AI report card
Common Crawl
commoncrawl.orgLive infrastructure simulation · commoncrawl.org
Baseline
Common CrawlAI-Readiness Index42/100
Core Web Vitals40
Schema Coverage12%
Agent Crawlability32%
// current <head> on commoncrawl.org
<title>Common Crawl - Home</title> <meta name="description" content="Welcome to Common Crawl."> <!-- no JSON-LD --> <!-- no /llms.txt --> <!-- no agent manifest --> <link rel="icon" href="/favicon.ico"> <script src="/legacy-analytics.js"></script>
AI crawlers parse this and bounce — no structured signal.

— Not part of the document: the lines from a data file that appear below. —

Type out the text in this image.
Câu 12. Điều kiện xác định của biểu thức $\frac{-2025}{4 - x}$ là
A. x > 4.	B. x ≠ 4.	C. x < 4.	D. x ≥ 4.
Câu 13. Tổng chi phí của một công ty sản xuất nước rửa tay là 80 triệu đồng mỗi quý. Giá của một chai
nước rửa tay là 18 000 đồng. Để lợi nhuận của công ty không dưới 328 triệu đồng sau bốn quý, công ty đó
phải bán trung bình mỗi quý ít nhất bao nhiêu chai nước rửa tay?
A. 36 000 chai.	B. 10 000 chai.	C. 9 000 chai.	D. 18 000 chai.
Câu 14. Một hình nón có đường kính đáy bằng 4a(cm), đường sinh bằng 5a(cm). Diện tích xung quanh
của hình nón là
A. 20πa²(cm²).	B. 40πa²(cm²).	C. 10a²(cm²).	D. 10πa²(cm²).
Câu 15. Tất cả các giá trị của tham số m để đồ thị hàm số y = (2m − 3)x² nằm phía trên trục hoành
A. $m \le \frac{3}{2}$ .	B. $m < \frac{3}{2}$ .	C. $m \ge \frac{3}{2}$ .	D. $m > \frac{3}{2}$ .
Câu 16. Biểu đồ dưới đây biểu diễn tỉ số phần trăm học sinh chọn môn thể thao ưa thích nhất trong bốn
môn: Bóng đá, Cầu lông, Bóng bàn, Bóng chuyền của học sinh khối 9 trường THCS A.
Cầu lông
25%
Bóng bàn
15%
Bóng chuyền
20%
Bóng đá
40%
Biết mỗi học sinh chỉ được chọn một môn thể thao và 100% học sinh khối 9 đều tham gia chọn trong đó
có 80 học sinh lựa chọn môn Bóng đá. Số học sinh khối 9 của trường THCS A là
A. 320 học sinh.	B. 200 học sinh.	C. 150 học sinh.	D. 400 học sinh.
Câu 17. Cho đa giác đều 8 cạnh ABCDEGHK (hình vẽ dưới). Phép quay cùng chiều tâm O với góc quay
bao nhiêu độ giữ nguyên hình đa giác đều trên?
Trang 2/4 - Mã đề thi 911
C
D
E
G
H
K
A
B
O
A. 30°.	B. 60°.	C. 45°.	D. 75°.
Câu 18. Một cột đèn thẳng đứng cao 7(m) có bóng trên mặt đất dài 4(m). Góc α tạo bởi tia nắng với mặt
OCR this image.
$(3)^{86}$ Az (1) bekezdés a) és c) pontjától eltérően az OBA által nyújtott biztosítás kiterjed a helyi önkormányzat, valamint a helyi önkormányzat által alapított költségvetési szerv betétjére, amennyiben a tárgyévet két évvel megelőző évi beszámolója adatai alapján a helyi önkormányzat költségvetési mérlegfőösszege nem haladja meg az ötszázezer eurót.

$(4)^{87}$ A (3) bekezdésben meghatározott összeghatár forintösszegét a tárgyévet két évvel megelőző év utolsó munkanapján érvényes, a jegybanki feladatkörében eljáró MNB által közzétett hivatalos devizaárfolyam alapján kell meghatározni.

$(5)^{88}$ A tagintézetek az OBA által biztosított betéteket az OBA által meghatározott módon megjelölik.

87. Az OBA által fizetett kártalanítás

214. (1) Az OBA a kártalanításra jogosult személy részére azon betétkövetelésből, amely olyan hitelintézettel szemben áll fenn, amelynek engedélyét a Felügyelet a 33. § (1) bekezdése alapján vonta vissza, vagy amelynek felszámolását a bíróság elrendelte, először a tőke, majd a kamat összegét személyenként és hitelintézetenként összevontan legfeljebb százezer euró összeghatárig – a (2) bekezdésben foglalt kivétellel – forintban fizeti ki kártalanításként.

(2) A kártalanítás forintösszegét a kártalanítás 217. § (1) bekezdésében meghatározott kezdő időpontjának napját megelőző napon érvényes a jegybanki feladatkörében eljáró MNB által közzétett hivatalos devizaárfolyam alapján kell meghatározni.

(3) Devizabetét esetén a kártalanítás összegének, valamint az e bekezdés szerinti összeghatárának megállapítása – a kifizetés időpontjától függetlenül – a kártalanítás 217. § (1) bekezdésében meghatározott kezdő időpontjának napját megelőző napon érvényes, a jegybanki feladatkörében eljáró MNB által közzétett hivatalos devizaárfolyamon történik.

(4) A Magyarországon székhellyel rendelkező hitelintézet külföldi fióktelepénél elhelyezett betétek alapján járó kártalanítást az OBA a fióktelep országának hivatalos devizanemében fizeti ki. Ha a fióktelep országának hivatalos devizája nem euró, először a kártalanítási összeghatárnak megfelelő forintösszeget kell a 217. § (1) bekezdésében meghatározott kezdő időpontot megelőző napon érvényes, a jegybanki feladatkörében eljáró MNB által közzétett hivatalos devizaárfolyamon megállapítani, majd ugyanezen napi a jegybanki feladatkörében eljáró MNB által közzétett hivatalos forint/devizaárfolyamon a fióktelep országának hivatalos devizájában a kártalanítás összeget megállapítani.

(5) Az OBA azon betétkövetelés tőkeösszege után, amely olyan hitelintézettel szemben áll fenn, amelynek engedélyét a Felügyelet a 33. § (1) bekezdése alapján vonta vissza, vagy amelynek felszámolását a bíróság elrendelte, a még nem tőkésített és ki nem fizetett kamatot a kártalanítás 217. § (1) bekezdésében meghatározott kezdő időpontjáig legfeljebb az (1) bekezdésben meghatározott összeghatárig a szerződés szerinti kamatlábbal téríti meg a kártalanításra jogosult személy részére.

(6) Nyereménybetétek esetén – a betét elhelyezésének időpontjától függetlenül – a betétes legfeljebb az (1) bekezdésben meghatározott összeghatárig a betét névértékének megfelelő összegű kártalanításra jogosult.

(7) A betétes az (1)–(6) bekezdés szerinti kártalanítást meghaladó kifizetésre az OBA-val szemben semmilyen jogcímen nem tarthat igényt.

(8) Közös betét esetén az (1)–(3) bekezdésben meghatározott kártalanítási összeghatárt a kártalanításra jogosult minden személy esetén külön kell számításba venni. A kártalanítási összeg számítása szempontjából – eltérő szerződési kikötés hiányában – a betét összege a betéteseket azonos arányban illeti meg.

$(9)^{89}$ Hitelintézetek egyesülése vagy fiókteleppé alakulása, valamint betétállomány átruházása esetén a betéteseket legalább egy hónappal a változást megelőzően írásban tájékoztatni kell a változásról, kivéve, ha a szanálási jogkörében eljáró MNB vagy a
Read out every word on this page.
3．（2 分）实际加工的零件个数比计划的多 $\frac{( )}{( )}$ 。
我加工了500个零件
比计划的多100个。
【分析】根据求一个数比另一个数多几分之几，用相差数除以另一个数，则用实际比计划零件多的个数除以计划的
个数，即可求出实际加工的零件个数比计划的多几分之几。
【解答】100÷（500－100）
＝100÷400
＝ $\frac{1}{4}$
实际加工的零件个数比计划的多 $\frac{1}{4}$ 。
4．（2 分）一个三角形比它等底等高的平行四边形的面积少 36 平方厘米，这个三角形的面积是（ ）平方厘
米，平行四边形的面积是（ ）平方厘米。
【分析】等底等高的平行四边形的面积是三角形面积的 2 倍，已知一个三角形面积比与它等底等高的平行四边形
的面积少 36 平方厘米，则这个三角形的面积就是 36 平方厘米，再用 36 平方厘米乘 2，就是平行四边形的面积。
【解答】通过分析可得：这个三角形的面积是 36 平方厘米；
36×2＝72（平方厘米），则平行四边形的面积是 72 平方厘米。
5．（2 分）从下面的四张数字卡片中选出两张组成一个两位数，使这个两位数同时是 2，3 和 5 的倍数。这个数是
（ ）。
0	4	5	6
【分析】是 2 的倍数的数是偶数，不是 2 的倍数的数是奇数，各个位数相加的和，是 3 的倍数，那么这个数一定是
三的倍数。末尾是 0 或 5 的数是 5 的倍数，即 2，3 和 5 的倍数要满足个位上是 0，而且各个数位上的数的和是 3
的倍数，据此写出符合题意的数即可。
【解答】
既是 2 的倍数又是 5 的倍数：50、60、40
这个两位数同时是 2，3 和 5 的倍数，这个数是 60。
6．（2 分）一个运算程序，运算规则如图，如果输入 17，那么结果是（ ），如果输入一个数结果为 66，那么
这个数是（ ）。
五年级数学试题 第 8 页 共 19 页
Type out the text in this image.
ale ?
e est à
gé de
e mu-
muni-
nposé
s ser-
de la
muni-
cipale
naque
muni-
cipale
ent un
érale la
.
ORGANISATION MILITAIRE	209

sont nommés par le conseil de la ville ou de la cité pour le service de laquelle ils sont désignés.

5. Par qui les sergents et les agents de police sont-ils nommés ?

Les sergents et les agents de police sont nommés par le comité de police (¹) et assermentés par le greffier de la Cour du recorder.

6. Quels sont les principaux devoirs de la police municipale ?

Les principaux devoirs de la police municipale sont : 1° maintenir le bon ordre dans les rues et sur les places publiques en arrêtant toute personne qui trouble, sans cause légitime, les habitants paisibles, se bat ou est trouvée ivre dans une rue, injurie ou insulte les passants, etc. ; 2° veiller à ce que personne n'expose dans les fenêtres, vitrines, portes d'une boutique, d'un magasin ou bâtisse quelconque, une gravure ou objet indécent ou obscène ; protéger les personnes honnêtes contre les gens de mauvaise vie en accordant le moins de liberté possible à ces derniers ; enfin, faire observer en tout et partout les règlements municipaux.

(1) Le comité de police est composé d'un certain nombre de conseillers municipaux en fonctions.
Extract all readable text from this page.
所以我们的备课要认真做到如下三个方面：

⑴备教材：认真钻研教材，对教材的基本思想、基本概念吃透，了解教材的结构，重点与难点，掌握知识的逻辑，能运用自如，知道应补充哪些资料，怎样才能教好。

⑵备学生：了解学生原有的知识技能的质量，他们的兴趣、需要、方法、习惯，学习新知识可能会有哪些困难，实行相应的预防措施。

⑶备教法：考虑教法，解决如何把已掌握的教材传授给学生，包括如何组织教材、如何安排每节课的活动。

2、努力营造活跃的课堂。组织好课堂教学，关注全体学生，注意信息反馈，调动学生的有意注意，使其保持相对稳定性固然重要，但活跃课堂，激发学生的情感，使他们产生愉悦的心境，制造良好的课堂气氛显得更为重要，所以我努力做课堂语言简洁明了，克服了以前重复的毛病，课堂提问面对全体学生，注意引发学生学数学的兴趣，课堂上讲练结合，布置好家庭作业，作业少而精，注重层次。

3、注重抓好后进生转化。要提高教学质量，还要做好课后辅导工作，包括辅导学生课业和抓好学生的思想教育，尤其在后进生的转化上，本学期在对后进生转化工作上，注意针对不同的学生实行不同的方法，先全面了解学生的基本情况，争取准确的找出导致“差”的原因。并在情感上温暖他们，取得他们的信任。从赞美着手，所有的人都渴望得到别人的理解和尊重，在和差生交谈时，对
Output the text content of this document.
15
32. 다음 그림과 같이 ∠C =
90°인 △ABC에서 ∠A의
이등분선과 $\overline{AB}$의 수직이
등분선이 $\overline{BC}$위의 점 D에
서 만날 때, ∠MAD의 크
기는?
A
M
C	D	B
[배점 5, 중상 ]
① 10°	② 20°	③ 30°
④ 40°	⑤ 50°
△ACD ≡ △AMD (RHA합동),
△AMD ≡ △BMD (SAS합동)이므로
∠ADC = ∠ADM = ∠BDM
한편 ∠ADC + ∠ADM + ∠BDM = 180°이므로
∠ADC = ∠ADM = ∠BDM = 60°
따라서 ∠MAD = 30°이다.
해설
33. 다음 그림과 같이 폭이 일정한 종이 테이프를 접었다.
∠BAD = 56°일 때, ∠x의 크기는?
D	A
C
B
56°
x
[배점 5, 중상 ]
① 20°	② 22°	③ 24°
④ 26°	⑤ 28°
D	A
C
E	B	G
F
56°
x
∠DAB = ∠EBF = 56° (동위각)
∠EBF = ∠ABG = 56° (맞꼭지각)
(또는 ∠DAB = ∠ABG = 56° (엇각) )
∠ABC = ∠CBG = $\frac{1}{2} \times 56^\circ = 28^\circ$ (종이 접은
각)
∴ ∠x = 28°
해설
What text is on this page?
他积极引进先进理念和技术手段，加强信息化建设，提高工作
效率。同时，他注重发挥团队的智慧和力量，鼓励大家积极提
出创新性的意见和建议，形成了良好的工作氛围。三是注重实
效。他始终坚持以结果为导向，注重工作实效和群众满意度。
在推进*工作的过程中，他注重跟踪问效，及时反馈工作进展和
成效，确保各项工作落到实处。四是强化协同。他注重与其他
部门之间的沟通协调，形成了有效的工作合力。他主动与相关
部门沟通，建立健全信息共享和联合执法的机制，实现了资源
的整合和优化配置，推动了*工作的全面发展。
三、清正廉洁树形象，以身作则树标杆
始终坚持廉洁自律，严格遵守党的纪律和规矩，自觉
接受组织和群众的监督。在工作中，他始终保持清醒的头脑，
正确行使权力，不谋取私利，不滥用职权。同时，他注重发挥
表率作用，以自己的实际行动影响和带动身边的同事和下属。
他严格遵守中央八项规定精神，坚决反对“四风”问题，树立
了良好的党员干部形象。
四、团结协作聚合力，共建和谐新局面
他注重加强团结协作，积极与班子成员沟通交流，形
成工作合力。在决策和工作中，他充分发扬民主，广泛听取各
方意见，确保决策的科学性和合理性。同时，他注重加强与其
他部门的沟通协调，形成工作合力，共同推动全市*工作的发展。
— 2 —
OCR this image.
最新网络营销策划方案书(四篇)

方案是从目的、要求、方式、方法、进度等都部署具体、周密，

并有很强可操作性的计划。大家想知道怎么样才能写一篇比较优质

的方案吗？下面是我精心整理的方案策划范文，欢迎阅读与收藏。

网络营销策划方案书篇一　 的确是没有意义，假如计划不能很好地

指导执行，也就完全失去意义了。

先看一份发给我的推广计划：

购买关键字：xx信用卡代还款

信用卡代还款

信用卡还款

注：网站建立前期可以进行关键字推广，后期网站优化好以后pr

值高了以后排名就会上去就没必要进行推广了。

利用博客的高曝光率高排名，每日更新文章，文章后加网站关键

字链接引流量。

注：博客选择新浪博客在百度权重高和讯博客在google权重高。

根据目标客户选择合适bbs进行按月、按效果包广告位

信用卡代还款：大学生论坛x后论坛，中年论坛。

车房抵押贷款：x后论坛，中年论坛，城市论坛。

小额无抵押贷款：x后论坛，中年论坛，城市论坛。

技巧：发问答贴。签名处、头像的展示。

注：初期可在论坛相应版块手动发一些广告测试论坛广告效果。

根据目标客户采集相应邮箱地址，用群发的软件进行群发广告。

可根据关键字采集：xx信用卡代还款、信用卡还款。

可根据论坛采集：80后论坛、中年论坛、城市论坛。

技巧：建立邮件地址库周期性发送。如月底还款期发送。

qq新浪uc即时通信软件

Toggle the switch to inject Solarly's infrastructure layer.
42
AI-readiness score / 100
Common Crawl is a non-profit organization that provides a free, open repository of web crawl data, established in 2007. It contains over 300 billion web pages and adds 3-5 billion new pages monthly. The data is widely used in research, cited in over 10,000 papers. Key resources include access to various indexes, crawl statistics, and community collaboration tools. Recent updates include the release of the June 2026 crawl archive containing 2.10 billion pages. The organization's mission focuses on making web data accessible for research and analysis.
Breakdown
Schema.org Coverage0
Crawler Accessibility100
Content Structure100
Metadata Quality10
AI Directives (llms.txt)0
What's holding Common Crawl back
- Missing /llms.txt manifestcommoncrawl.org does not expose an /llms.txt file. AI crawlers cannot discover canonical content fast.
- No Schema.org JSON-LD detectedNo structured data found on the homepage of commoncrawl.org. LLMs rely on JSON-LD for entity grounding.
- Open Graph metadata incompleteog:description and og:image missing.
- Sitemap lacks <lastmod> timestampsAI crawlers cannot prioritize freshness without lastmod hints.
Get alerts when this changes
Solá will watch Common Crawl and email you the moment its AI visibility shifts. $19/mo · cancel any time.